Some fascinating facts for next time you watch ‘The Chase’:
- It was named after Queen Charlotte of Mecklenberg-Strelitz (imagine her email address), wife of George III.
- Founded in 1762. That explains the plumbing.
- First street names covered all bases of daily life:
- Water St (ooooh, look, I worked out how to do indented bullets!!!)
- Market St
- Court St
- Union St
- Church St
- School St
- Green St
- Hill St
Aside from the lovely but geographically-challenged congregation at Mt Zion church, and the stunning university campus, there’s not a lot in Charlottesville.
Although my Uber driver did tell me that madly-in-love brides and grooms-to-be have to wait 2 years to marry at Thomas Jefferson’s pad, Monticello (wonder what the cold-feet rate is). And there are more restaurants per capita than anywhere else. 97% of them must’ve hiding down unlit alleys because I never saw them. And if there’s one thing that never passes me by, it’s a food joint.
It was a grey old day as the train rolled through rural Virginia this morning. Brown fields, autumn leaves, red barns and two-storey white wooden farm houses everywhere my neck could turn. As homely as it was, it must be bleak there mid-winter.
In the boring bits I read about Johns Hopkins University where I’m visiting on Wednesday.
Old Johns Hopkins (Quaker, abolitionist, lifelong bachelor and philanthropist) must’ve gotten very sick of saying “It’s Johns, not John.” No wonder he set up a hospital.
His thoughtless parents named him after his grandmother’s last name. Luckily mine didn’t copy the idea in 1969 and call me Pluck Wilson.

Johns Hopkins is spread across several campuses. This is the one near my Airbnb. It’s a music conservatory and as I walked past the opera singers were practising. Stroke of luck.

Same can’t be said about His Master’s Voice. It was so bad I almost climbed up and shoved dog’s head down the funnel.
We had to sit out a long delay in Washington DC as the train engine switched from diesel to electric.

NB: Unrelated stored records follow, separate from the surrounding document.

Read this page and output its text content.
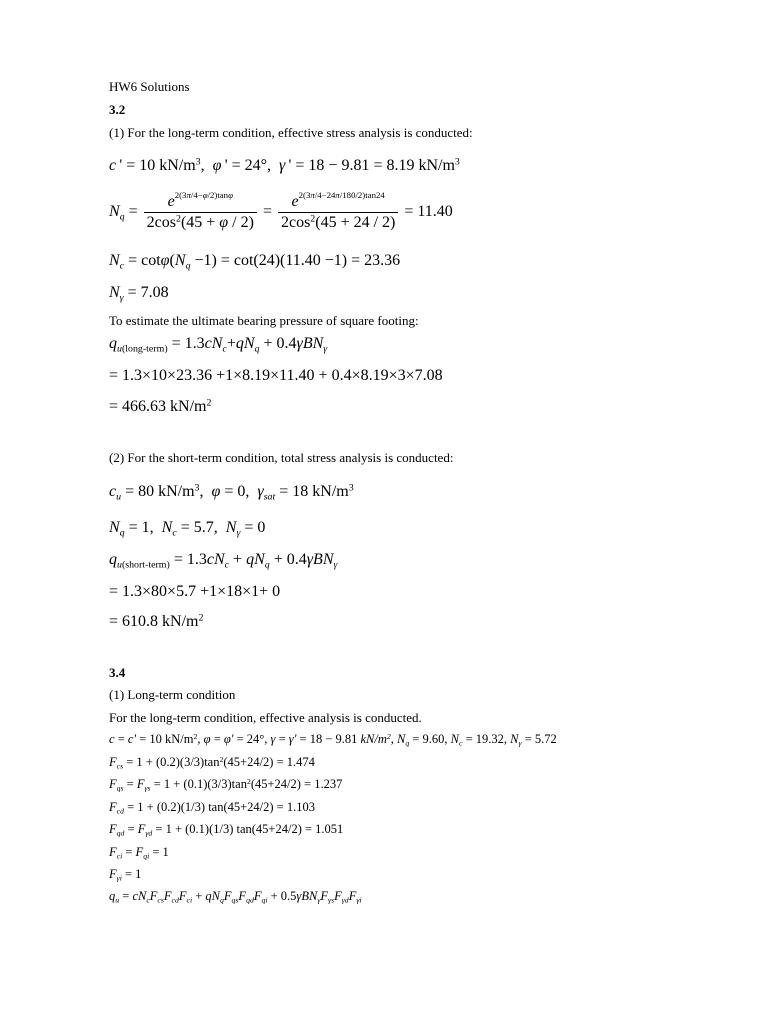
HW6 Solutions
3.2
(1) For the long-term condition, effective stress analysis is conducted:
c ' = 10 $kN/m^3$,  φ ' = 24°,  γ ' = 18 − 9.81 = 8.19 $kN/m^3$
$N_q = \frac{e^{2(3\pi/4-\varphi/2)tan\varphi}}{2\cos^2(45 + \varphi / 2)} = \frac{e^{2(3\pi/4-24\pi/180/2)tan24}}{2\cos^2(45 + 24 / 2)} = 11.40$
$N_c = \cot\varphi(N_q -1) = \cot(24)(11.40 -1) = 23.36$
$N_\gamma = 7.08$
To estimate the ultimate bearing pressure of square footing:
$q_{u(long-term)} = 1.3cN_c+qN_q + 0.4\gamma BN_\gamma$
= 1.3×10×23.36 +1×8.19×11.40 + 0.4×8.19×3×7.08
= 466.63 $kN/m^2$
(2) For the short-term condition, total stress analysis is conducted:
$c_u = 80$ $kN/m^3$,  φ = 0,  $\gamma_{sat} = 18$ $kN/m^3$
$N_q = 1$,  $N_c = 5.7$,  $N_\gamma = 0$
$q_{u(short-term)} = 1.3cN_c + qN_q + 0.4\gamma BN_\gamma$
= 1.3×80×5.7 +1×18×1+ 0
= 610.8 $kN/m^2$
3.4
(1) Long-term condition
For the long-term condition, effective analysis is conducted.
c = c' = 10 $kN/m^2$, φ = φ' = 24°, γ = γ' = 18 − 9.81 $kN/m^2$, $N_q = 9.60$, $N_c = 19.32$, $N_\gamma = 5.72$
$F_{cs} = 1 + (0.2)(3/3)\tan^2(45+24/2) = 1.474$
$F_{qs} = F_{\gamma s} = 1 + (0.1)(3/3)\tan^2(45+24/2) = 1.237$
$F_{cd} = 1 + (0.2)(1/3) \tan(45+24/2) = 1.103$
$F_{qd} = F_{\gamma d} = 1 + (0.1)(1/3) \tan(45+24/2) = 1.051$
$F_{ci} = F_{qi} = 1$
$F_{\gamma i} = 1$
$q_u = cN_cF_{cs}F_{cd}F_{ci} + qN_qF_{qs}F_{qd}F_{qi} + 0.5\gamma BN_\gamma F_{\gamma s}F_{\gamma d}F_{\gamma i}$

This is an electric engine. That is a train carriage. That is an Amtrak engineer. That is a yellow line. That’s how bored I was.
They kicked us all out of the lounge car so the cleaners could whirl through like tornadoes.
Not wanting to return to the stifling stinky carriages I asked the first class steward if I could hang out there. “Good try, gorgeous”, she laughed.
Forced back into my assigned seat I watched with disbelief as people who said they were taking the train because they were too large to fly struggled down the aisle with 3 enormous bags and 2 slightly smaller bags apiece.
Rule # 1 of travel: do not take more bags than you can manage by yourself.
One woman told everyone who would listen that she was taking the train to Denver (a mere 2-day trip) for “climate reasons”.
Flippin’ ‘eck woman, the plane’s going there anyway. You not flying is not going to reduce any emissions.

My first view of Baltimore – the beautiful Amtrak station. Knew I was onto a good thing when I saw that.
Right, time to go explore more of Mt Vernon before it snows later. Yes!!!
Money is slipping through my fingers faster than snowflakes so went to one of Baltimore’s first grocery stores (opened in 1944 and still has that super friendly mom and pop-ness) and bought food for breakfast, lunch and dinner for next 3 days. Tonight is steak with country chicken gravy mix. YUM.